Symptoms of Bipolar Mood Disorder (BMD)
- Intense feelings of happiness or sadness
- Days or weeks of high-energy episodes (called mania) yielding to, over the course of hours or days, low-energy episodes (depressive symtoms)
- Mood changes are unconnected to life events
Symptoms of ADHD
- Physical restlessness
20 percent of those diagnosed with ADHD also develop bipolar mood disorder
Since ADHD and BMD share many symptoms — talkativeness, impatience, bursts of energy and restlessness, mood instability – distinguishing between the two can be difficult.

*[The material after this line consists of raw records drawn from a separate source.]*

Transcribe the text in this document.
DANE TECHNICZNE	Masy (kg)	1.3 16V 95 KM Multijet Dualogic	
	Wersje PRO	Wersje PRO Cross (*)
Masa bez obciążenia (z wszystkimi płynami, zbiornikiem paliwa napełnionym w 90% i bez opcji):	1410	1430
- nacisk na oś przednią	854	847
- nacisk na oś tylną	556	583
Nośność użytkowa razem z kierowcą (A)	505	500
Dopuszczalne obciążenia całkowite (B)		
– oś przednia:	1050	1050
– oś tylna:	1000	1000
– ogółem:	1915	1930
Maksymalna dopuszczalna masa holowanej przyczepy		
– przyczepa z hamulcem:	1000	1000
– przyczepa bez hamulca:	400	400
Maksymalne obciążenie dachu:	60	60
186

ADHD is about 10 times more common than BMD in the general population.
Diagnosing BMD and ADHD
ADHD and BMD can be distinguished from each other based on six factors:
1. ADHD symptoms are apparent by age seven. People who develop BMD typically have their first episode after age 18.
2. ADHD is chronic and always present. BMD episodes alternate with normal mood levels.
3. With ADHD, moods and emotions are tied to events, or triggers, in their lives. With BMD, mood shifts come and go without connection to life events.
4. With ADHD, mood shifts feel instantaneous. With BMD, mood shifts take hours or days to move from one state to another.
5. ADHD mood shifts are measured in hours. BMD mood shifts are often sustained for at least two weeks.
6. Both disorders run in families, but those with BMD are likely to have fewer genetic connections.
Treating BMD and ADHD
- It’s important to diagnose and treat BMD first, since ADHD treatment may trigger mania or worsen bipolar mood disorder
- Treatment is most effective when each disorder is dealt with independently, but in a coordinated manner
- Many people diagnosed with both disorders attain mood stability and lead productive lives.